Sid's N T I N S Locker

A Sea Story
by Paul D. Benton   -   ©1997

The U.S. Navy's transition from diesel to steam submarines had been steadily marching along, although not in quick step, for nearly ten years. However, there were two items of which the new nuclear powered submarines never had enough: experienced submarine qualified operating engineers, and electrical shore power. This combination of shortages made awakening the tiger caged within their reactors very interesting for the nukes.

Personnel shortages, in the duty section which had the chore of "lighting off" were filled by qualified operating engineers who had been volunteered to stand watch and assist as necessary until a turbine generator was securely on line.
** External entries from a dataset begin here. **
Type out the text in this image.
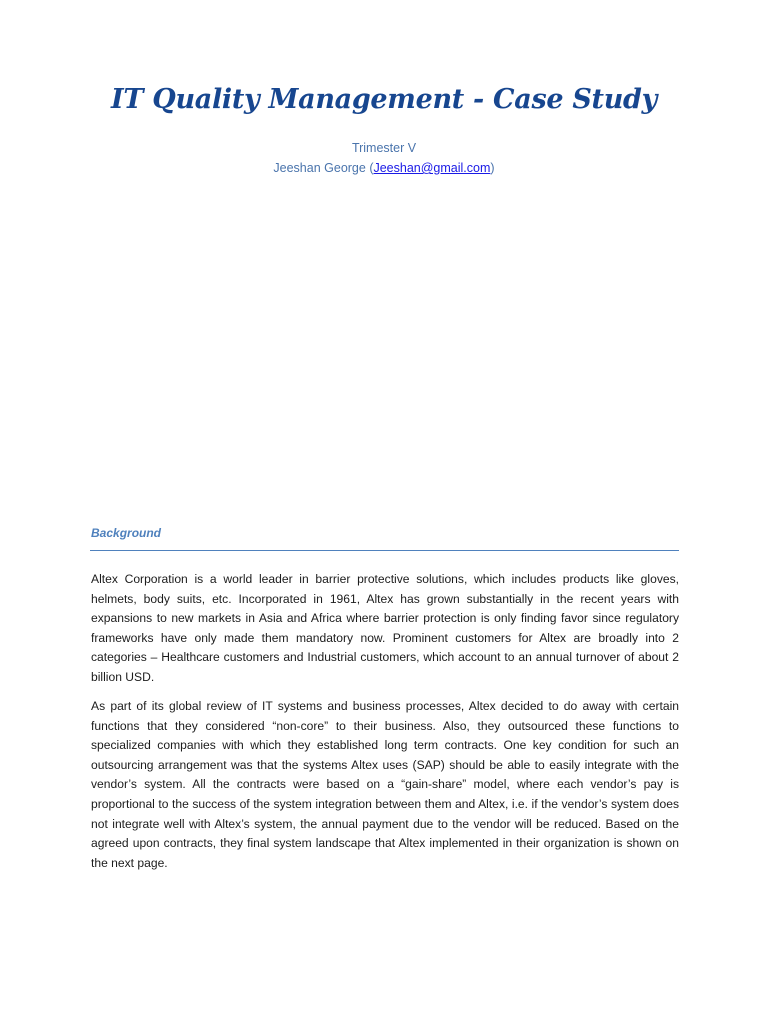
IT Quality Management - Case Study
Trimester V
Jeeshan George (Jeeshan@gmail.com)
Background

Altex Corporation is a world leader in barrier protective solutions, which includes products like gloves, helmets, body suits, etc. Incorporated in 1961, Altex has grown substantially in the recent years with expansions to new markets in Asia and Africa where barrier protection is only finding favor since regulatory frameworks have only made them mandatory now. Prominent customers for Altex are broadly into 2 categories – Healthcare customers and Industrial customers, which account to an annual turnover of about 2 billion USD.

As part of its global review of IT systems and business processes, Altex decided to do away with certain functions that they considered “non-core” to their business. Also, they outsourced these functions to specialized companies with which they established long term contracts. One key condition for such an outsourcing arrangement was that the systems Altex uses (SAP) should be able to easily integrate with the vendor’s system. All the contracts were based on a “gain-share” model, where each vendor’s pay is proportional to the success of the system integration between them and Altex, i.e. if the vendor’s system does not integrate well with Altex’s system, the annual payment due to the vendor will be reduced. Based on the agreed upon contracts, they final system landscape that Altex implemented in their organization is shown on the next page.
The volunteers were then released, but only to return with all other nukes several hours before the boat's scheduled underway time.

TRITON had finally gotten some time alongside the submarine tender ORION at the D and S piers in Norfolk. She had recently changed home ports from New London to Norfolk, but did not have a stand down to allow the brown baggers to move their families down from New London. Nuclear powered submarines were in great demand, and the needs of the Navy came first. With twin reactors and engine rooms to match, she had such an insatiable thirst for electrical power, even after her reactors were shutdown, that it could only be satisfied by ORION with her extra diesel generators. She would stand down for several days over a weekend and some of the crew would be able to move their families down from Connecticut.

While alongside ORION, TRITON was honored by the Commander Submarines Atlantic Fleet, Admiral Grenfell, having been selected as his Flagship she would fly his flag. Nonetheless, as the stand down neared an end word came from the Admiral himself, that he would ride in TRITON to San Juan. Admiral Grenfell was a submariner's, submariner. He was one of the few remaining active duty Admirals to have served in, commanded, and fought in submarines during WW II. He had also been Commander Submarines Pacific Fleet, and had an abiding personal interest in the welfare of his men. There were many WW II submarine veterans whom Grenfell called by their first names. Any submariner, in either fleet, would have been proud to ride with this venerable undersea warrior.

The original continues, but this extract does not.